Studlar, Gaylyn. “The Perils of Pleasure? Fan Magazine Discourse as Woman’s Commodified Culture in the 1920s.” Wide Angle 13.1 (1991): 6-33.
Biographical note
Tsz Lam Ngai, also known as Natalie Ngai, is a doctoral student in Communication and Media at the University of Michigan. Ngai obtained a Master of Philosophy in Multi-disciplinary Gender Studies from St. Edmund’s College, the University of Cambridge, where she held a full scholarship. Ngai’s research interests include feminist media studies and media history. She is working on her dissertation that examines the aesthetics and affects of cuteness of child stars in cinema and pet influencers on social media. Ngai’s reviews of books revolving around cuteness appear in Cultural Studies and Critical Studies in Media Communication. Her essay, “The Mother of a Famous Child: The Media Representation of Shirley Temple’s ‘Mother’ in Hollywood, 1934-1940,” will be published by Routledge in 2020 in the edited collection Media Work, Mothers and Motherhood: Negotiating the International Audio-Visual Industry.
Dominic Topp
A Star Is Drawn: The Passion of Dora and Popular Cinephilia in Postwar French Movie Magazines
In April 1948, readers of the popular French movie magazine Ciné-Miroir were introduced to Dora Grey (née Denise Gillard), a 19-year-old fashion-house model who, following her discovery by producer Sokowksi and director Thomasset, was cast in their latest film, Murder at the Music-Hall, to be shot in the Paris studios of Osiris Films and on location in Cannes. Unlike other actresses who graced the pages of Ciné-Miroir, however, Dora Grey never actually existed. Or rather, she was the fictional protagonist of the comic strip (or “novel in images”) The Passion of Dora, Audacious Starlet, written by Gérard Héliotte and illustrated by “Gal”, which ran in the magazine for fifteen issues, alongside articles about the professional and private lives of (real?) movie stars, film reviews, illustrated short story adaptations of new releases and answers to readers’ questions.

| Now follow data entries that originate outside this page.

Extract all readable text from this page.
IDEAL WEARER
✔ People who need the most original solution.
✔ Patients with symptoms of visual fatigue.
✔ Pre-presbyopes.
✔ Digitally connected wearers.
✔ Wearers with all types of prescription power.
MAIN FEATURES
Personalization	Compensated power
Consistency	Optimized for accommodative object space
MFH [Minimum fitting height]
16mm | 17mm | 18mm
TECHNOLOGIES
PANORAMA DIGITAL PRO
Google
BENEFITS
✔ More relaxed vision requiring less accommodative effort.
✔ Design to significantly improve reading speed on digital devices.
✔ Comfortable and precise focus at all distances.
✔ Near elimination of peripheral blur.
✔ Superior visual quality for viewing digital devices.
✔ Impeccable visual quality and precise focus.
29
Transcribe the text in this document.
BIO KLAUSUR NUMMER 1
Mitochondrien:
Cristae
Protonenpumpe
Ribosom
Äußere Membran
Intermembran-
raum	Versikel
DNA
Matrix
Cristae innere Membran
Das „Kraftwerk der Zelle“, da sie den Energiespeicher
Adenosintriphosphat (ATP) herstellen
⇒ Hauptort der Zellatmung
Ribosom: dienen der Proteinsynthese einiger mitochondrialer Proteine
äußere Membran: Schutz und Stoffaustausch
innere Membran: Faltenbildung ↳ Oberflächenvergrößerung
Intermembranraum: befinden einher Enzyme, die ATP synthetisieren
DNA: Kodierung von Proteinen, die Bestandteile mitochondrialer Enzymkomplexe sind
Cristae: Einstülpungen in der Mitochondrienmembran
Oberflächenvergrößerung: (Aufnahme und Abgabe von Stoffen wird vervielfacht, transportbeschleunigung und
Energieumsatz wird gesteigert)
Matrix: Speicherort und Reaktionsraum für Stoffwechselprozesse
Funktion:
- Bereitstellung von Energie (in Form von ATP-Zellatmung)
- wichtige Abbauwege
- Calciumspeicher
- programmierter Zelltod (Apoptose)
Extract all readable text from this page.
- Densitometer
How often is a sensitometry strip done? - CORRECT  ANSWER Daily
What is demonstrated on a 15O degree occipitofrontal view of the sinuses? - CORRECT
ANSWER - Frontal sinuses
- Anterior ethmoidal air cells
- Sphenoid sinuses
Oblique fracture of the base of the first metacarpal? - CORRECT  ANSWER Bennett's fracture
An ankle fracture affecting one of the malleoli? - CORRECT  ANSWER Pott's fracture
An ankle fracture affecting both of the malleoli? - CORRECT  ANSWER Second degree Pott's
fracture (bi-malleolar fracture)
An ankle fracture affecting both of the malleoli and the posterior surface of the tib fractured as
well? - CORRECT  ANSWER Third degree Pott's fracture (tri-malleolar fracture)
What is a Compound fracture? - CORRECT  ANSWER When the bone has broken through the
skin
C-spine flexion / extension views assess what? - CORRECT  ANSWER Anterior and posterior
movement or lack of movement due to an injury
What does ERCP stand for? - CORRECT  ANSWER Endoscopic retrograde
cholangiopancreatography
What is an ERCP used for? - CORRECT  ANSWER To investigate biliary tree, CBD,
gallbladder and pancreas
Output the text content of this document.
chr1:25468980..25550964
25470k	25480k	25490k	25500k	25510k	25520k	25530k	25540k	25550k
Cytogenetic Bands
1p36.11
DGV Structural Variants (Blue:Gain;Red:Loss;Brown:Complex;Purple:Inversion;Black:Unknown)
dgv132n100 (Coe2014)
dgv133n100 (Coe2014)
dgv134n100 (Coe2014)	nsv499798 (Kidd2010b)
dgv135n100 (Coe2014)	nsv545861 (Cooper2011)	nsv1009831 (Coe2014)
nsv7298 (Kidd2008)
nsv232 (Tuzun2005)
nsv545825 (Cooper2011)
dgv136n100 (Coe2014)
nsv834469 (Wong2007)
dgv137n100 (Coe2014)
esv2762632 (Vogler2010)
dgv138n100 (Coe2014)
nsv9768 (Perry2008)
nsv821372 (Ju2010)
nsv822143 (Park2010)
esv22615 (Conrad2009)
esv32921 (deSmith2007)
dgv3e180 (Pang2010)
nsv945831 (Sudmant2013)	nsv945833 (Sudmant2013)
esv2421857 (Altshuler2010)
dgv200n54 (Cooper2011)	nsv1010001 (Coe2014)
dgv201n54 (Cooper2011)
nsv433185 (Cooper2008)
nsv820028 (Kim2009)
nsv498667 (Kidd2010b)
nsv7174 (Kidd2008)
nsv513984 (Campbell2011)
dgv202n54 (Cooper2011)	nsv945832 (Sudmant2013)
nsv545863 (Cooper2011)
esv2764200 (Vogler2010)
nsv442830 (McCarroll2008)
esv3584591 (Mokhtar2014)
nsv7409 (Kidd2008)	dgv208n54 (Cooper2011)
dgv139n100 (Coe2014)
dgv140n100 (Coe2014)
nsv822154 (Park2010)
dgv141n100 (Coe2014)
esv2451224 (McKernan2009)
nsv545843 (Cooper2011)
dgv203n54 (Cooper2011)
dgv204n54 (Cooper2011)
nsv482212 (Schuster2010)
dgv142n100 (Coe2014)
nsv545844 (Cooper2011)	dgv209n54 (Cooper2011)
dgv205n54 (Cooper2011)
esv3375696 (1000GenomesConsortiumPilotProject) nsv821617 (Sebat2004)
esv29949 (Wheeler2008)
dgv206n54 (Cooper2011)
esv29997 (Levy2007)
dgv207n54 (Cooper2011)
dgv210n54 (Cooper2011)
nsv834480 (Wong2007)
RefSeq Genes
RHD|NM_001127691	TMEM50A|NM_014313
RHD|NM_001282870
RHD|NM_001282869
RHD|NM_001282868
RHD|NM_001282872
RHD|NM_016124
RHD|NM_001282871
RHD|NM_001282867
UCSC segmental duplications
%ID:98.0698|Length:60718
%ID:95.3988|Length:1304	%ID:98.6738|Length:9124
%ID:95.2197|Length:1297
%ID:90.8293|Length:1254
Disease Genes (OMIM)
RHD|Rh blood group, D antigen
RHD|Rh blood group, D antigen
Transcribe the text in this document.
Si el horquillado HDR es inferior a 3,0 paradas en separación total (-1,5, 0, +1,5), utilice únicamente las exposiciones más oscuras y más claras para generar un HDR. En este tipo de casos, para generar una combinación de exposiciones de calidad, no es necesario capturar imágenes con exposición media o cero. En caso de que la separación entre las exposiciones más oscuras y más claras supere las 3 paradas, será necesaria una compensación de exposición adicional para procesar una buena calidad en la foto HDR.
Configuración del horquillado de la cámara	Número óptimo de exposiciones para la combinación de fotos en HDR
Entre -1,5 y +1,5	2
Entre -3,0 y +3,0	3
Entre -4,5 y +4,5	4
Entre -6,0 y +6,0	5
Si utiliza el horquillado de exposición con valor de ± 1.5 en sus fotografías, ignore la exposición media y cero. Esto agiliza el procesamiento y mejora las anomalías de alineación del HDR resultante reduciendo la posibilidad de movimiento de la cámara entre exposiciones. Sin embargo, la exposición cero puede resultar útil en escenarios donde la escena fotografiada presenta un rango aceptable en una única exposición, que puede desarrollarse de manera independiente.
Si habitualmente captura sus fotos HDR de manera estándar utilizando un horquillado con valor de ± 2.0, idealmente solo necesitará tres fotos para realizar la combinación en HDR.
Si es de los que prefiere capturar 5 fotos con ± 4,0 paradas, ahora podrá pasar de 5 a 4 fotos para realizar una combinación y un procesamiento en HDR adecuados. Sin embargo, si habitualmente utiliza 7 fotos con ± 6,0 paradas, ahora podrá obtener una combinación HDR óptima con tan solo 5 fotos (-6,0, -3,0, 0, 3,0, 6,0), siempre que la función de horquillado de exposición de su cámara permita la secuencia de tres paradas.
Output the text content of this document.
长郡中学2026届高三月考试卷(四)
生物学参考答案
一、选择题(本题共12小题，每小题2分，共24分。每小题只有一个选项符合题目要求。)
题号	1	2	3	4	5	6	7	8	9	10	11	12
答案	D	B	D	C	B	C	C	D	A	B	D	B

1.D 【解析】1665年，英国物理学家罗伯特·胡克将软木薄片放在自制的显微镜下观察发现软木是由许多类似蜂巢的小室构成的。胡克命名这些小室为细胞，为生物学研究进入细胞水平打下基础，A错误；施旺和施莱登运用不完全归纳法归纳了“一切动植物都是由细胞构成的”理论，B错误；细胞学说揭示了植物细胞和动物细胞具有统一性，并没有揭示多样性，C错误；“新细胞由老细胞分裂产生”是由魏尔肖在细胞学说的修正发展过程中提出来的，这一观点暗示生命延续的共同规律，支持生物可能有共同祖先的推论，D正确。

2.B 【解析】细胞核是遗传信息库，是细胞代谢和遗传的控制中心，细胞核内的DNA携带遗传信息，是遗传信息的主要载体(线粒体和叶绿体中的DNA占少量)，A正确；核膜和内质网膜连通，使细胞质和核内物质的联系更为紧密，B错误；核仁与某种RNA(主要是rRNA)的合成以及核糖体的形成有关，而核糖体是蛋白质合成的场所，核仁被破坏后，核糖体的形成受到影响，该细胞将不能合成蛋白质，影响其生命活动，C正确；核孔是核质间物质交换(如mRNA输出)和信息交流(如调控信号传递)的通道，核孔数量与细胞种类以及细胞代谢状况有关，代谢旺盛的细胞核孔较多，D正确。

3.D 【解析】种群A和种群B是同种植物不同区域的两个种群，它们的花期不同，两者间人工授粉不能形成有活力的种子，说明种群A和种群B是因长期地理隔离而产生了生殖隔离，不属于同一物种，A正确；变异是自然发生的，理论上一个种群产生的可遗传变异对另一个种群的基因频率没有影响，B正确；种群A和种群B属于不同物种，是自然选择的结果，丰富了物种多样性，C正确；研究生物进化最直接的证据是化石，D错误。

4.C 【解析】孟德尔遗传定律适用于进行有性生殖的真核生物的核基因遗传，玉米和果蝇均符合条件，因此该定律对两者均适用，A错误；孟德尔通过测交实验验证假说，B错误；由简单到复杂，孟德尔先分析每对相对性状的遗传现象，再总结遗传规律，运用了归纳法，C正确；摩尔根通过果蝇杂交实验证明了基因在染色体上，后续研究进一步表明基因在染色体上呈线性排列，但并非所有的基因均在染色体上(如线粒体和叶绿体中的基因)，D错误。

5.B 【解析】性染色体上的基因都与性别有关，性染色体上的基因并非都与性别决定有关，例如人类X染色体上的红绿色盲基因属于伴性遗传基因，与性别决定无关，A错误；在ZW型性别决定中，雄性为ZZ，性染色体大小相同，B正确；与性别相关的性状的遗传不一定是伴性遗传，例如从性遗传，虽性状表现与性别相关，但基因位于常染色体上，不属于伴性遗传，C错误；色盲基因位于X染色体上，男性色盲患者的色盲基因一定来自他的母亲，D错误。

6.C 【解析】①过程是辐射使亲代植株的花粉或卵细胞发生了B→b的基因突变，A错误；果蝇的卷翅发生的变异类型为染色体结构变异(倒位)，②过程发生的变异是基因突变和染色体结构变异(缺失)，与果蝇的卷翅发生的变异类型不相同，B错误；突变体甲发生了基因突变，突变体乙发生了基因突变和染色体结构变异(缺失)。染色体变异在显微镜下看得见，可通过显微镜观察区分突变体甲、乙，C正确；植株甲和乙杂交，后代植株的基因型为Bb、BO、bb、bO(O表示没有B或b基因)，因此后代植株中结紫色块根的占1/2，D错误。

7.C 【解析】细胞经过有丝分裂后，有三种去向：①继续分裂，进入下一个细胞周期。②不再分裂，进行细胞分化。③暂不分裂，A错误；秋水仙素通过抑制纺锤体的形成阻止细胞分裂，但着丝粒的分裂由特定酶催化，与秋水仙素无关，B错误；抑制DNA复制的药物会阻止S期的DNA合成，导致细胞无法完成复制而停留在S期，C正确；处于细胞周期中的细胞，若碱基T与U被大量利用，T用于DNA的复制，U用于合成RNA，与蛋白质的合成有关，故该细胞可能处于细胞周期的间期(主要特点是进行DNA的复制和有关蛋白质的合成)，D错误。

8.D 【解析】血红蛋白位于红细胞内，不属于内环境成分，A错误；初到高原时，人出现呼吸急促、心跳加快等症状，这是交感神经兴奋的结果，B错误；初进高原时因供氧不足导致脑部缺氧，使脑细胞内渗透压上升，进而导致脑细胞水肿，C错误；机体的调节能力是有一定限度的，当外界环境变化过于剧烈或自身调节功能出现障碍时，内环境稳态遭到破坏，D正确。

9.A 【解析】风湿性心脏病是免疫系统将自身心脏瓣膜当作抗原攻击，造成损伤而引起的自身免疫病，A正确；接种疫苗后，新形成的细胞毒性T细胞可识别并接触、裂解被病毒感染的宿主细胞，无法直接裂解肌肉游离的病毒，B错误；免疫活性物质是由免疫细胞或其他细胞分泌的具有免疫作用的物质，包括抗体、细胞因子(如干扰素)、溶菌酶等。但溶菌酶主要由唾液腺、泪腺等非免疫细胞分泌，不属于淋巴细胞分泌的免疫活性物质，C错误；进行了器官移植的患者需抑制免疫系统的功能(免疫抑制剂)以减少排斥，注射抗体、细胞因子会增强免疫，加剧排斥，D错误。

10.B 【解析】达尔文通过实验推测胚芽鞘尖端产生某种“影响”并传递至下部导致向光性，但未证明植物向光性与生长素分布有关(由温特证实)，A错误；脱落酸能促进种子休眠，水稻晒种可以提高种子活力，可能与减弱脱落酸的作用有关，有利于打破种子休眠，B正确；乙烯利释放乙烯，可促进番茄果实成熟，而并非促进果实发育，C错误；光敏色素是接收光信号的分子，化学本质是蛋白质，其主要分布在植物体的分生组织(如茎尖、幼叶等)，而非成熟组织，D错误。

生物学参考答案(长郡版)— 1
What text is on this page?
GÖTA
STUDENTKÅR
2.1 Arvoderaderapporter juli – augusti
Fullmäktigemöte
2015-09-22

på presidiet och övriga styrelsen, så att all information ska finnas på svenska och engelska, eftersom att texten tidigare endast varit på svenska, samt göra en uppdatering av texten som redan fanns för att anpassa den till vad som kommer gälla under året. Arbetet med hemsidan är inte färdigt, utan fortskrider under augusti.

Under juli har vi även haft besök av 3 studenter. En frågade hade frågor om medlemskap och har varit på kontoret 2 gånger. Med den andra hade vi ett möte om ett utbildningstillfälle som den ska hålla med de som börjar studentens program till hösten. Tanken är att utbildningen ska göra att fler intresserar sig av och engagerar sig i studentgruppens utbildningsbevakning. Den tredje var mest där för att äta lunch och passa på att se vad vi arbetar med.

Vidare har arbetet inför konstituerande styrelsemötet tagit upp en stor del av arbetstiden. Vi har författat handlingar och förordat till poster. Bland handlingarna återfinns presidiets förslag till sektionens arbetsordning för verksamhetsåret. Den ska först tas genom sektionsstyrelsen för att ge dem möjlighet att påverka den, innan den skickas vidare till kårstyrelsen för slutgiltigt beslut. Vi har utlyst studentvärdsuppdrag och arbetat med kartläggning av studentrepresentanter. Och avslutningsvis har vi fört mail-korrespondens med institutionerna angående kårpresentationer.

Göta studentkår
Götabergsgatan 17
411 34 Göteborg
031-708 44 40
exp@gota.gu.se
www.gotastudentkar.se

This paper analyses the words and images of The Passion of Dora from several angles: as a genre-bending narrative that combines elements of backstage drama, workplace romance, adventure story and gangster film while incorporating some of the visual conventions of the cinema (close-ups, low-key lighting); as a pedagogical tool that takes readers behind the scenes to teach them about the mechanics of filmmaking (screen tests, tracking shots, dailies, actors hitting their marks and singing to playback); and as a self-reflexive explication of the apparatus of promotion and publicity by which film stars are manufactured and marketed, in which Ciné-Miroir itself is seen to play an active role (with the magazine’s pseudonymous columnist “Micky” appearing “as herself” in one episode). In line with recent scholarship on postwar French movie magazines, I argue that The Passion of Dora is an example of these mass-market publications’ cultivation of a “popular cinephilia” (or “ordinary connoisseurship”) among film fans prior to the advent of the “erudite cinephilia” associated with more highbrow magazines such as Cahiers du cinéma.
Biographical note
Dominic Topp is a Lecturer in Film at the University of Kent. He previously taught at the Pontificia Universidad Católica de Chile, Santiago. His current research focuses on the aesthetics of postwar French cinema. His writing on film has been published in Projections: The Journal for Movies and Mind and Significação: Revista de Cultura Audiovisual, and he has a chapter in the collection Mapping Movie Magazines: Digitization, Periodicals and Cinema History (2020). He received his PhD from the University of Kent in 2015 with a thesis on the political cinema of Jean-Luc Godard and the Dziga Vertov Group.